When determining which processes can be killed; a process that falls in category II above (sec "More about process lifetimes: Zombies") should be allowed to be killed. This would happen because a child has died but its parent has not yet done a Sys_Wait, and we want Sys_Kill to be able to clean up the system nonetheless.

  • Add a src/user/kill.c user program. This should take one or more command-line arguments, each of which is a process PID, and invoke the Kill system call on each, returning 0 if all of the system calls succeed, or the result of the first system call that fails (the program must terminate at the first such failure). The Kill system call stub in user space has been defined for you; its prototype appears in include/libc/process.h.

Printing the process table

Now that we can run many processes from the shell at once, we might like to get a snapshot of the system, to see what's going on.  Therefore, you will implement a program and a system call that prints the status of the threads and processes in the system:

  • Implement the system call Sys_PS that returns relevant information about the current processes. The user should pass a pointer to an array of Process_Info structs, along with the size of the array. These structs are defined as
struct Process_Info {
char name[128];
int pid;
 int parent_pid;
int priority;
int status;

Here, pid and parent_pid should be self-explanatory. The "name" part comes from the program argument to Spawn(); for kernel processes this should be "{kernel}" by default. The "status" field should be 0 for runnable threads (ie threads that are in the runQueue or actually running), 1 for blocked (ie threads that are waiting on some I/O queue, or the queue of a child process), and 2 for zombie (ie threads that are no longer alive but have not yet been reaped). The proper #defines for these, and the above struct, are set up for you in include/geekos/user.h, which is included from include/libc/process.h. Finally, priority is the priority number of the process, with respect to scheduling. You can get this information from the Kernel_Thread and User_Context structs, though you may need to augment them.

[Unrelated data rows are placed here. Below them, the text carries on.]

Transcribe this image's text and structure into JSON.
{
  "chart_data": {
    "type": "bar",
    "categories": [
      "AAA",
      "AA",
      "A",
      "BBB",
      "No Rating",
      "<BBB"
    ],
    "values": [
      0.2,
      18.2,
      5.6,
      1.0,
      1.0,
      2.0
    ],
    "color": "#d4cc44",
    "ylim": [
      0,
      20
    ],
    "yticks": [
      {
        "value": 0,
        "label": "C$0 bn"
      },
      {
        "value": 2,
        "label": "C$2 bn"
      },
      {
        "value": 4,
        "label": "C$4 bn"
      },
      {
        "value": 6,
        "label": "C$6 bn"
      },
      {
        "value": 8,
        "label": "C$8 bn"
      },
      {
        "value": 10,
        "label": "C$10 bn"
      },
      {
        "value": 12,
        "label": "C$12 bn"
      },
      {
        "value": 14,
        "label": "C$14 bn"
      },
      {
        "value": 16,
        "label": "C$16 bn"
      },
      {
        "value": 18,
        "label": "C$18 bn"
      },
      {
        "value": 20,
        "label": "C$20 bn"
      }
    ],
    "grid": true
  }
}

When printing out the status of the process, it should be considered a zombie if it falls in category 1 or 2 above (in sec "More about process lifetimes: Zombies") ---that is, a process is a zombie if the alive field is false.

Add a src/user/ps.c user program. This takes no arguments and should execute the Sys_PS system call to extract the process information and print it out. For the status field, print R for runnable or currently running, B for blocked, and Z for zombie. Format the output as in the following:

 1 0 1 B {kernel}
 2 0 1 R {kernel}
 3 0 1 B {kernel}
 4 0 1 B {kernel}
 5 0 1 B {kernel}
 6 1 1 B /c/shell.exe
 7 0 1 B /c/forktest.exe
 8 7 2 R /c/null.exe
 9 7 2 R /c/null.exe
10 7 2 R /c/null.exe


The PS system call stub in user space has been defined for you; its prototype appears in include/libc/process.h. Your process table must have space for at least 50 entries. Please use "%3d %4d %4d %4c %s" as the format string to achieve the formatting in the table as shown. Failure to use the format string may cause tests to fail.